Sempe caused something of a commotion as he stepped out of his car frantically waiving around a charred leather jacket. The agitated man was so keen to tell his story that he had already shared the details with anyone that cared to listen even before his turn came to be ushered into my office.
When he finally reached my porta camp he wanted me to answer this question. “ A mme gosiame go tshuba diaparo tsa motho” meaning “ Is there any justification to burn clothes?”
He went on to explain that as he parked his car after returning home, having been away for three nights, he noticed that something was burning in the backyard.
He went to investigate and was horrified to find his wife Wametsi standing there in front of a bonfire piled high with his clothes, including expensive suits from Italy and his prized leather jacket.
When he demanded to know what was going on, his wife had replied: “Make up your mind about the marriage otherwise next time you will have even more to shout about.”
Now standing in front of me he was making a formal complaint asking the kgotla to reprimand his errant wife.
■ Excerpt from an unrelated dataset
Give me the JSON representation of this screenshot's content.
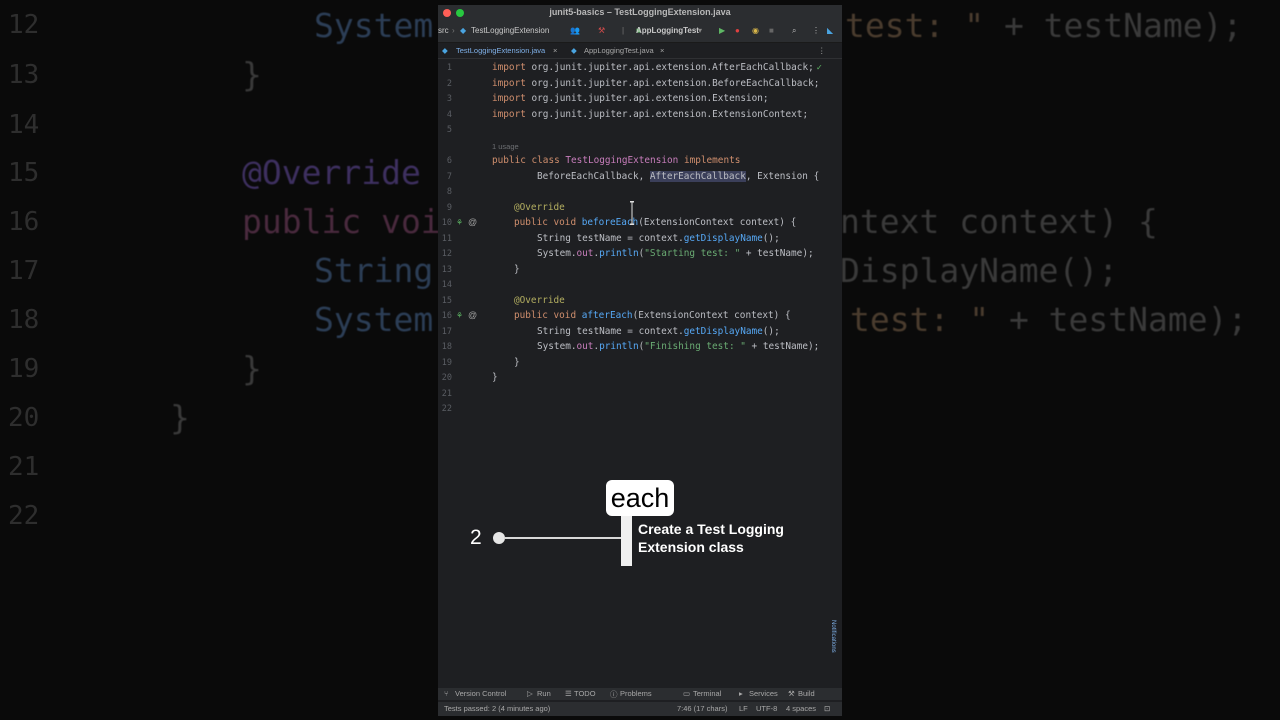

It was a complaint fully backed by his parents who had already written off their daughter-in-law as a “terrible woman.”
Although this was extremely urgent I gave the couple two days to get their respective parents to accompany them to the kgotla for the reconciliation and healing of what was a rapidly collapsing marriage.
On the appointed day Sempe related his story for all to hear, casually mentioning in the telling, “Kana ke nna le mosetsana yo” – by the way I stay with this other girl. I was amazed as the information was slipped in without any tinge of guilt or remorse. The fact certainly seemed to have no bearing on his conviction that his wife was an irresponsible and impulsive woman.
Wametsi was then given the chance to cross-examine her husband and tell her story. She began with a series of short, sharp exchanges.
“Your child with Stoky (the other woman) was born three years into our marriage?
Are you aware you have exposed me to the risk of contracting HIV/AIDS?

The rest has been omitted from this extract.